To blog or not to blog, that is the question. And, increasingly, the former has seemed like the better option. Every so often, I get the itch to write, and it seems a waste to ignore it. I try to have interesting conversations with interesting people, and it seems a waste if they're not recorded. I also have fairly disparate interests, and I'm hoping a blog will funnel me into exploring them on a more systematic basis.

To start off with, I've put up a number of projects of mine in the Programming and Learning & Teaching tabs. I'll be making posts with some commentary on these later. They cover quite an eclectic range of subjects. Some were motivated by my own curiosity, essentially me taking notes as I learned about a topic. Some were intended as presents for my siblings, to help them explore areas they were interested in (living overseas, I've started coming around to my dad's view that "the best presents are virtual ones"). The programming projects (more to come up later) were largely inspired by some interesting Oxford courses that I took. If you've got any thoughts/comments/corrections on any of them, do drop me a line.

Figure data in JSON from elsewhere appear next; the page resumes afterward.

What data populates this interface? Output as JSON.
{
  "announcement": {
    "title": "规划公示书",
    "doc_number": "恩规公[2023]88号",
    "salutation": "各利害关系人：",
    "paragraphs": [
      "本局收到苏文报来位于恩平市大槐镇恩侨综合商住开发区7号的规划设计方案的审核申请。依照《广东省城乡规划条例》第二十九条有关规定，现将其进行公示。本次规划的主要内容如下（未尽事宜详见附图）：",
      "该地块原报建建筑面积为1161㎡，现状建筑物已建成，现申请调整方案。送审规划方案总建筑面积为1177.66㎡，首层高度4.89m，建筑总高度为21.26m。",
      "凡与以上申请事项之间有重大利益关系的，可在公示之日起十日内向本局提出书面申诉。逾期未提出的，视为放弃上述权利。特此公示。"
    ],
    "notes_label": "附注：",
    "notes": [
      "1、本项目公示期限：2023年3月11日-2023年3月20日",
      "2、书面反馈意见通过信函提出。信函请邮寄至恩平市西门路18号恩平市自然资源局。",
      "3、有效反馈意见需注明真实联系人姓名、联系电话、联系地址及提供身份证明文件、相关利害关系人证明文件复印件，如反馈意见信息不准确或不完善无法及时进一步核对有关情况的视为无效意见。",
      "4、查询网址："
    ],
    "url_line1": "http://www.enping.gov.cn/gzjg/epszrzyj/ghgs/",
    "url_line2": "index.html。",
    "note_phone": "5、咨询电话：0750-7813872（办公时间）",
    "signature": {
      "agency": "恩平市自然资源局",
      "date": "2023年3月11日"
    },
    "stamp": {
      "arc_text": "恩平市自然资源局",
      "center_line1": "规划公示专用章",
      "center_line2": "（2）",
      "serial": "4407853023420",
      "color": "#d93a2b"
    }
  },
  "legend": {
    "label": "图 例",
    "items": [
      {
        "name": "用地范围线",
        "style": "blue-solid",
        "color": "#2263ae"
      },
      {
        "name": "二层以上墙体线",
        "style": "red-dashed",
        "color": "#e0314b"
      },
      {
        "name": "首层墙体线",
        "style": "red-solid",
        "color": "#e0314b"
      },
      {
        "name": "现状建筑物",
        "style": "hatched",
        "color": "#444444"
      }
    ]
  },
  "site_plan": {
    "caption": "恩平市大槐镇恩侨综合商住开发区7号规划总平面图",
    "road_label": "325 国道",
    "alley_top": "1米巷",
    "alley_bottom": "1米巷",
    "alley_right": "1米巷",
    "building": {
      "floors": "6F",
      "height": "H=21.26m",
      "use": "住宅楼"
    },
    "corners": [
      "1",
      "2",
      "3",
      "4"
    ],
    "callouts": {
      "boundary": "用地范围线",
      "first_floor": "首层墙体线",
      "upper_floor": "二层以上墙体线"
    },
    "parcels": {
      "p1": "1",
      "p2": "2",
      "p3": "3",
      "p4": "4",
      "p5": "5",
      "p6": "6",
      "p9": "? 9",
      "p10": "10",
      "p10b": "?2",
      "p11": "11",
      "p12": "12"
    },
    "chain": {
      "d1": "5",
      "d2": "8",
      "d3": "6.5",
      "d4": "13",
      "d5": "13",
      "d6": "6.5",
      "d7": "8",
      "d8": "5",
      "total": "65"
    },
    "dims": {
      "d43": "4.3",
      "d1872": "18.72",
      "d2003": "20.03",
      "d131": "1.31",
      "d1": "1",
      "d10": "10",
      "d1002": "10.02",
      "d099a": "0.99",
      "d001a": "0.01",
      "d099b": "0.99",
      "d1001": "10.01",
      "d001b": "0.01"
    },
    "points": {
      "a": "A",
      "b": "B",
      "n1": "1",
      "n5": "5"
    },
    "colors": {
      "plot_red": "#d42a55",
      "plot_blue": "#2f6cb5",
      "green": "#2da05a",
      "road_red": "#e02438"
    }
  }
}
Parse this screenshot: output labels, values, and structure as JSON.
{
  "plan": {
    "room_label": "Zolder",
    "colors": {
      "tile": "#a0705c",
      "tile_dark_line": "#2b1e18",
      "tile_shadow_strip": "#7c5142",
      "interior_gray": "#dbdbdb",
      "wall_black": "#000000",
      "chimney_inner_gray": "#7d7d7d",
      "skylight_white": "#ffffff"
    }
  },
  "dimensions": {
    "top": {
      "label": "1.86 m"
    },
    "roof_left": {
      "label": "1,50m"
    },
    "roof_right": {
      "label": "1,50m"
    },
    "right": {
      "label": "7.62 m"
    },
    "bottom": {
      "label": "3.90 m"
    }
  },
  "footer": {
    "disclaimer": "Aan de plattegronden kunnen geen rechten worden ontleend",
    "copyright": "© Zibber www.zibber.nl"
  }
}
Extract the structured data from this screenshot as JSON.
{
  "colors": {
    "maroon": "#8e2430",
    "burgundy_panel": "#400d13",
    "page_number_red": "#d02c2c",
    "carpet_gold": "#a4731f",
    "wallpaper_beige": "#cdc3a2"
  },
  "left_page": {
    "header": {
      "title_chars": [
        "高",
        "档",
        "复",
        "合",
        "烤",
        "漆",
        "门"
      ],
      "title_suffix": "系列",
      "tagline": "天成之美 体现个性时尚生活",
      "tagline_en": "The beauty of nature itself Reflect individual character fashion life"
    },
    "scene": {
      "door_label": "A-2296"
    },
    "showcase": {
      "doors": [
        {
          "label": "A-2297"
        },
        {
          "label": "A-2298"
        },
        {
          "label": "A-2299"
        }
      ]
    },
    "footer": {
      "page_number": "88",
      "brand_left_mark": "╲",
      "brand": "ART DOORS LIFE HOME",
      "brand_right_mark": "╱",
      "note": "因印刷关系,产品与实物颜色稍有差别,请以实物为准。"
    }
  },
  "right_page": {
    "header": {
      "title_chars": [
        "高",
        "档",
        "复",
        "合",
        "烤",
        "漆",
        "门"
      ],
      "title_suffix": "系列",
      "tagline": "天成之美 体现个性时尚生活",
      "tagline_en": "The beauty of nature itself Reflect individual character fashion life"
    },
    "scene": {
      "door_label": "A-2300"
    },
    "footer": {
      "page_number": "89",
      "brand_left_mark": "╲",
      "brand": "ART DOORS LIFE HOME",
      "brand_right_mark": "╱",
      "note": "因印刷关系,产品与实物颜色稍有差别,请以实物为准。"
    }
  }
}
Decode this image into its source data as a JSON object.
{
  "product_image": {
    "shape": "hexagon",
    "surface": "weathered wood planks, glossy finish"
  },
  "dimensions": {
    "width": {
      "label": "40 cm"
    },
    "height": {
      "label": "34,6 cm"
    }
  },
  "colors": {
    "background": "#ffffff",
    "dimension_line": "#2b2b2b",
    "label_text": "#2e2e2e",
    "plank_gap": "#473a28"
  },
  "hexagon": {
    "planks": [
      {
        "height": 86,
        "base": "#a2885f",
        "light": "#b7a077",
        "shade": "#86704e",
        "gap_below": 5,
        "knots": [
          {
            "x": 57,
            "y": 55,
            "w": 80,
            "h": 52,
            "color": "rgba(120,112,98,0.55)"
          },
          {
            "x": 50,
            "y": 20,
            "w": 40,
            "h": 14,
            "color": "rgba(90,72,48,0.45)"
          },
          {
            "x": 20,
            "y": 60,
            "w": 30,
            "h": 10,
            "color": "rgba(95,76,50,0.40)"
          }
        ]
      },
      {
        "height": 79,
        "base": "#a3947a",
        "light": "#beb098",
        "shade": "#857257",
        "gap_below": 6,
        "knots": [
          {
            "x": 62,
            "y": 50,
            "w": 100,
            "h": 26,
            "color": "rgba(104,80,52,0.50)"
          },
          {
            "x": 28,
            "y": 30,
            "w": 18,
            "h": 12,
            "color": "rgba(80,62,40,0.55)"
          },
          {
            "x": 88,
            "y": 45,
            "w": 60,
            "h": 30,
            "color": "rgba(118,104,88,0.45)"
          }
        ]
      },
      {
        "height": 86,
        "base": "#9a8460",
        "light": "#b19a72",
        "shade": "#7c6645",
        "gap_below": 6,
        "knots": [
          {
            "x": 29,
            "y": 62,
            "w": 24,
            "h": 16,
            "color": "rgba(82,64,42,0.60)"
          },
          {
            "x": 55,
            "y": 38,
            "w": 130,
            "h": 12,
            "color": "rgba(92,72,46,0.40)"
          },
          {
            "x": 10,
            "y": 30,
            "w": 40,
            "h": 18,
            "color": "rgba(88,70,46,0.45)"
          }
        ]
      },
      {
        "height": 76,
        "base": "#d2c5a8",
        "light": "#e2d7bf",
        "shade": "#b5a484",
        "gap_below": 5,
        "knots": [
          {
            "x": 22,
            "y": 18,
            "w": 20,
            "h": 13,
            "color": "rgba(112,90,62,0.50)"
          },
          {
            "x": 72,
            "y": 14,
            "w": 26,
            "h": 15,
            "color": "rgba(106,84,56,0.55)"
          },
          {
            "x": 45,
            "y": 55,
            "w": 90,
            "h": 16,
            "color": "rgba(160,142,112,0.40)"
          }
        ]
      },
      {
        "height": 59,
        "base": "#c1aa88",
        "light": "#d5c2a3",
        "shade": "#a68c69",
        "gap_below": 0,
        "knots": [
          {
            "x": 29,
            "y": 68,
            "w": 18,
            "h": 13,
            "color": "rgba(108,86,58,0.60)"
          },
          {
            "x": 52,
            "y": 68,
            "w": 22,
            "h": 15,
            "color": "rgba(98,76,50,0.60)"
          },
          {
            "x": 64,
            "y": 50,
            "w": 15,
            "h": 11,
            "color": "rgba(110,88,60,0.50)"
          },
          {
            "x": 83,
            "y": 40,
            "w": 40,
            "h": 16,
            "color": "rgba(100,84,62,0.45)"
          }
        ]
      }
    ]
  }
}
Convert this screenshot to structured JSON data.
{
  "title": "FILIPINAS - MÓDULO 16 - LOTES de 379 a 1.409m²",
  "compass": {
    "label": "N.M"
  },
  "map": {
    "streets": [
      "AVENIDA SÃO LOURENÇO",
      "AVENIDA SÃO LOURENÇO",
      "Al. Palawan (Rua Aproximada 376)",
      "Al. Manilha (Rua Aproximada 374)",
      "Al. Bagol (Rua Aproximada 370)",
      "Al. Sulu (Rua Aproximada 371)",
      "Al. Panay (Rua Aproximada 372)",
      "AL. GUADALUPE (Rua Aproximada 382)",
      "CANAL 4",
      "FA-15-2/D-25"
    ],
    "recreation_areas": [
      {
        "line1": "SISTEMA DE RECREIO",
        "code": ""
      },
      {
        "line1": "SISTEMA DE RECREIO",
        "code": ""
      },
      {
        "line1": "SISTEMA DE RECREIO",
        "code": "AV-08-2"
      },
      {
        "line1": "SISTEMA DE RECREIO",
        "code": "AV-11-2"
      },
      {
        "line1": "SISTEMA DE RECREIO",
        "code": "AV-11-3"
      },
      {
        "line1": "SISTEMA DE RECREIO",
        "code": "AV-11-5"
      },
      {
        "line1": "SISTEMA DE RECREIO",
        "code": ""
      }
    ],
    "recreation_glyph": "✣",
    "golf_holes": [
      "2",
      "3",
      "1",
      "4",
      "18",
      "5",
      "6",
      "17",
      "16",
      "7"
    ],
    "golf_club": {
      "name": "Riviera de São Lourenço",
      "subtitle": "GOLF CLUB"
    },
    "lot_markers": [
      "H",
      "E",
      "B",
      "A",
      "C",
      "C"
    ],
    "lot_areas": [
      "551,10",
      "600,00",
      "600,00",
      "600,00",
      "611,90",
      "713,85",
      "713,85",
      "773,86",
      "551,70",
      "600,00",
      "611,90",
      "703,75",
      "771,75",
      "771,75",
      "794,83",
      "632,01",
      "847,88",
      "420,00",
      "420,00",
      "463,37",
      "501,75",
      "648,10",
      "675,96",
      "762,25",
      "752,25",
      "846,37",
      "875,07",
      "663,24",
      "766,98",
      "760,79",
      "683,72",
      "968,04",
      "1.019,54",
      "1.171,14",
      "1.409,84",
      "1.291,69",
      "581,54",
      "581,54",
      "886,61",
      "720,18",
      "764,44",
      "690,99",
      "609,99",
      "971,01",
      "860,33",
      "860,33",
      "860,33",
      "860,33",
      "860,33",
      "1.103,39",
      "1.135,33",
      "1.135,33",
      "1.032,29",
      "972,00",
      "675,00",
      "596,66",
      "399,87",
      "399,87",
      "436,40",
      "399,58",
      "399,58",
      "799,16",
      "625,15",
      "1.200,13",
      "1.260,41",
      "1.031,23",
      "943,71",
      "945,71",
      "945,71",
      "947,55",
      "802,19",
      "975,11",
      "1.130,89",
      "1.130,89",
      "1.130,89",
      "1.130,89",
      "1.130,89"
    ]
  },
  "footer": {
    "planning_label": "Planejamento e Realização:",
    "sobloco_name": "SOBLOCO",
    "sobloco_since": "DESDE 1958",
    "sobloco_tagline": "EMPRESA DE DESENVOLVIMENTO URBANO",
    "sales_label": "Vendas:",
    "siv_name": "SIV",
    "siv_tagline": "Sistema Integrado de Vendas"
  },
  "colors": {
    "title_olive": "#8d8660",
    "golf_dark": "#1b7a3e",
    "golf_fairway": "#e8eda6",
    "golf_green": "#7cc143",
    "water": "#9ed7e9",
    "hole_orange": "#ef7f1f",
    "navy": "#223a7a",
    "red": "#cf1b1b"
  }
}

Lastly, I should probably explain the title of this blog. It definitely doesn't mean that all the thinking has been done already. A better interpretation is that it's describing broad and holistic thinking, which this blog definitely aims to do. But in fact, it's mostly a computer science reference. A "complete" problem is one which is at least as hard as every other problem in its class. For example, a problem is P-complete if any other problem which can be solved in a polynomial number of steps can be reduced to that problem. One of the most well-studied complexity classes is NP-complete problems, which are key to the most important unsolved problem in computer science. So if something is thinking complete, then it is one of the hardest problems in the class of all problems which can be solved by thinking.

Taken literally, there might be two problems in that group: creating general AI, and convincing a lot of very competent people to work for or with you (both interests of mine, in fact). All other problems reduce to these, since if you can do either of them, you can use that to solve any other thinking-related problem. But in a broader sense, it's about a certain mindset. Richard Hamming (inventor of the first perfectly efficient code) used to go around asking his colleagues: "What's the most important problem in your field, and why aren't you working on it?" Perhaps it's not realistic to work on all the best problems out there, but it's certainly realistic to blog about them. So, time to get started.